22/7 × 0.2 × 0.2 × h × 8.4 = 13200

h = 13200×7 / 22×0.2×0.2×8.4 = 12500 cm = 125m

Hence, the Length of 13.2kg of copper wire is 125m.

Given that,

Diameter of cylindrical wire = 0.25 cm

Radius of wire = d/2 = 0.25/2 = 0.125cm

Let us assume that length of wire is ‘h’ cm

Volume of brass wire = 2.2 dm3 = 2200 cm³                  (Given)

πr²h = 2200

22/7 × 0.125 × 0.125 × h = 2200

h = 2200×7 / 22×0.125×0.125 = 44800 cm = 448m

Hence, the Length of the wire is 448m.

Given that,

Diameter of well = 10 m

Radius of well = d/2 = 10/2 = 5m

Depth of well = 8.4 m

Volume of earth dug out from well = πr²h

= 22/7 × 5 × 5 × 8.4 = 660 m³

This earth is spread out on width of 7.5 m.

Inner radii r = 5m and Outer radii R = (5+7.5) = 12.5cm

Area × h = 660

π(R² – r²) h = 660

π(12.5²  –  5²) h = 660

22/7 (131.25) h = 660

h = 660×7 / 22×131.25 = 4620/2887.5 = 1.6 m

Hence, the Height of embankment is 1.6m.

Given that,

Width of roller = 63 cm

Thickness of roller = 4 cm

Girth (Perimeter) = 440 cm

As we know that Perimeter = 2πR

2πR = 440

2 × 22/7 × R = 440

R = 440×7 / 2×22 = 70cm

Inner radius = R – Thickness = 70 – 4 = 66 cm

Volume of Cylindrical Iron = π(R² – r²) l

= 22/7 × (70² – 66²) × 63 = 107712 cm³

Hence, the Volume of Iron is 107712cm³.

Given that,

Length of Solid Cylinder = L

Diameter of Cylinder = 2 cm

Radius of Cylinder = d/2 = 2/2 = 1cm

Volume of Cylinder = πr²L            ——— (i)

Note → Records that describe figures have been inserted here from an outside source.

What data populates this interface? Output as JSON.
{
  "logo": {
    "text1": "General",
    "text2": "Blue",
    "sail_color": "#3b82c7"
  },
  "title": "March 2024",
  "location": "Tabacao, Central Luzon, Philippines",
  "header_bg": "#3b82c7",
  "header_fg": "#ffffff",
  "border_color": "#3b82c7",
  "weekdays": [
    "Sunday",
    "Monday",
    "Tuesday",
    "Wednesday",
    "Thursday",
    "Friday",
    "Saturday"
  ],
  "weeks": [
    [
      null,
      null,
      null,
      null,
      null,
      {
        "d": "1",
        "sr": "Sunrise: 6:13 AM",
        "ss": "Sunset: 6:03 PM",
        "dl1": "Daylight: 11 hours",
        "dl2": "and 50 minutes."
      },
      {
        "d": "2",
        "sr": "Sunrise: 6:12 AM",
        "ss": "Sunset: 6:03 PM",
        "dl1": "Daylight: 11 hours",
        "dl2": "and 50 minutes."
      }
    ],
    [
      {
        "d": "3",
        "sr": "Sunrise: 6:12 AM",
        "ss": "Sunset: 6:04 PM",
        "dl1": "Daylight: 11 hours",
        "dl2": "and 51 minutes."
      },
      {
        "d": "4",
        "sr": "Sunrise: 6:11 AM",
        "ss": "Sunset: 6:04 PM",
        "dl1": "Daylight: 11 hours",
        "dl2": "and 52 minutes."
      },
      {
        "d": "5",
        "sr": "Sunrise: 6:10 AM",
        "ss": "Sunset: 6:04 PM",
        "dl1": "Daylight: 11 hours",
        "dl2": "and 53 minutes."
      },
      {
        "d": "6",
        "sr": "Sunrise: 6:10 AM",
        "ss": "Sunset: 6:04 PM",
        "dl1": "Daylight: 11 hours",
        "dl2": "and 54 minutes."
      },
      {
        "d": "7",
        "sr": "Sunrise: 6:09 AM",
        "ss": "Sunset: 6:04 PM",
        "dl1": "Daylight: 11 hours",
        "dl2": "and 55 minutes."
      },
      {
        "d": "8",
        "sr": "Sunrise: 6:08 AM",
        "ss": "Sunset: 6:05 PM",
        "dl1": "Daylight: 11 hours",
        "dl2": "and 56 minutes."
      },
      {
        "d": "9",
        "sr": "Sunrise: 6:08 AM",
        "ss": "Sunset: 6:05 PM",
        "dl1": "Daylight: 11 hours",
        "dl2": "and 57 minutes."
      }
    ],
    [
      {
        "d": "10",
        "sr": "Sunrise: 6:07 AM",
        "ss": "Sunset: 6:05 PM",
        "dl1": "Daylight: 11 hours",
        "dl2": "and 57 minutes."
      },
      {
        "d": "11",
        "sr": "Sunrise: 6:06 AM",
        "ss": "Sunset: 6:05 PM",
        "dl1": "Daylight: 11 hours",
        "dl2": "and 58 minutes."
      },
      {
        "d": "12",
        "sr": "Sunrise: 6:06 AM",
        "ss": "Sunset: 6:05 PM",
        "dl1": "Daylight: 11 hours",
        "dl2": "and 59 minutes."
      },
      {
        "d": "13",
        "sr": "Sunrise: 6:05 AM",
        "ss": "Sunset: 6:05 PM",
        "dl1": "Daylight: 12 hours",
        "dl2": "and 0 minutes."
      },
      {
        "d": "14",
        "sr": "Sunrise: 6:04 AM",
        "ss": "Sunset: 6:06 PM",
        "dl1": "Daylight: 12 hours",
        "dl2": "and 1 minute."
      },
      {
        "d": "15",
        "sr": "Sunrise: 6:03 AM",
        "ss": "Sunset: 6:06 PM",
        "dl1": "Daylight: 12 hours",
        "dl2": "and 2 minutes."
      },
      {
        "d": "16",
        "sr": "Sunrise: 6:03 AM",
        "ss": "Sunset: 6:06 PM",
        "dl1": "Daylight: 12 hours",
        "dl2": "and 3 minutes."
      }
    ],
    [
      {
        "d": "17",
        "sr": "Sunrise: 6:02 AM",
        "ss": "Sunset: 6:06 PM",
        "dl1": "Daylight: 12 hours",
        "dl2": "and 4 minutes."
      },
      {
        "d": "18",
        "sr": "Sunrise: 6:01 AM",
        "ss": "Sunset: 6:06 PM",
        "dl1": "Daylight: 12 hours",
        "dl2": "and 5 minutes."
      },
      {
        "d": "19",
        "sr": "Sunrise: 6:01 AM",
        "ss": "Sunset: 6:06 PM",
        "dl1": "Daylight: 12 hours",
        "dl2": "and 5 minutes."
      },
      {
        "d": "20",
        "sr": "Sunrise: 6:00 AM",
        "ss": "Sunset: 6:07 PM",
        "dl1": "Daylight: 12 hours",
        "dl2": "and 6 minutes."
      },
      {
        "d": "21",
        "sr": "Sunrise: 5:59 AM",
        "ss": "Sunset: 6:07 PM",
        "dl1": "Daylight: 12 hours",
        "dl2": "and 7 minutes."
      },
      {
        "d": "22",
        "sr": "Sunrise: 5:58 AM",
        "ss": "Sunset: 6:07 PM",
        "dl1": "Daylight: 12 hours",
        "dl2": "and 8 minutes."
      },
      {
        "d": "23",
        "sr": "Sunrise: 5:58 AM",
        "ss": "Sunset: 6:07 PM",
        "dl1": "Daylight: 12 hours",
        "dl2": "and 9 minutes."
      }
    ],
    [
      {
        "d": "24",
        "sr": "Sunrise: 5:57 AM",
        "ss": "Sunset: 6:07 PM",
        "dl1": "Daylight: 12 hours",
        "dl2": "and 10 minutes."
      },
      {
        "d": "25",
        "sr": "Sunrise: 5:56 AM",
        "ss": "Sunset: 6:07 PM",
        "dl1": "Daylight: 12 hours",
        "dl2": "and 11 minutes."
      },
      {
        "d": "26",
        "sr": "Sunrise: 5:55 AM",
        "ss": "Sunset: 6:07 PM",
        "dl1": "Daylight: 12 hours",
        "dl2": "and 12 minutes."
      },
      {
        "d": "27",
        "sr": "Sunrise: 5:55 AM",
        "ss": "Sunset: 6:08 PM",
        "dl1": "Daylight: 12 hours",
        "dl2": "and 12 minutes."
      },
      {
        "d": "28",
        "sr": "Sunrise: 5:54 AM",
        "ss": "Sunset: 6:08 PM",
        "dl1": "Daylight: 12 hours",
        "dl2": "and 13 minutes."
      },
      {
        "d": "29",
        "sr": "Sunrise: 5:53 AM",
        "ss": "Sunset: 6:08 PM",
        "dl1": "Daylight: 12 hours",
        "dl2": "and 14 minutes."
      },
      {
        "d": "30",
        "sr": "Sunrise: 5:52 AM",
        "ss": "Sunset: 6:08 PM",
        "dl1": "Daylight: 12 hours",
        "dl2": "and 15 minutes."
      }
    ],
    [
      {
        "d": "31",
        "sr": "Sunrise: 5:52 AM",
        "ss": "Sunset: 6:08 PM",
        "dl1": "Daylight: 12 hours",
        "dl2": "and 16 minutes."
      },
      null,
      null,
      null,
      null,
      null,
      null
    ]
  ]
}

Length of Hollow Cylinder = 16 cm

External Diameter = 20 cm

External Radius = 20/2 = 10cm

Thickness = 2.5 mm = 0.25 cm

Inner Radius = 10 – 0.25 = 9.75 cm

Volume = π (R² – r²) l                  ————– (ii)

From equation (i) and (ii)

πr²L = π (R² – r²) l

π × 1 × 1 × L = π × (10² – 9.75²) × 16

L = 79cm

Hence, the length of the solid cylinder should be 79cm.

Given that,

Diameter of well = 7 m

Radius of well = d/2 = 7/2 = 3.5m

Depth of well = 10 m

As we know that Volume of well = πr²h

= 22/7 × 3.5 × 3.5 × 10 = 385 m³

Area of Embankment field = 30 × 20 – 22/7 × 7/2 × 7/2

= 600 – 38.5 = 561.5 m²

Volume of well = Area of Embankment field × Height of Embankment

385 = 561.5 × h

h = 385/561.5 = 0.6856m = 68.56 cm

Hence, the Height of Embankment is 68.56 cm.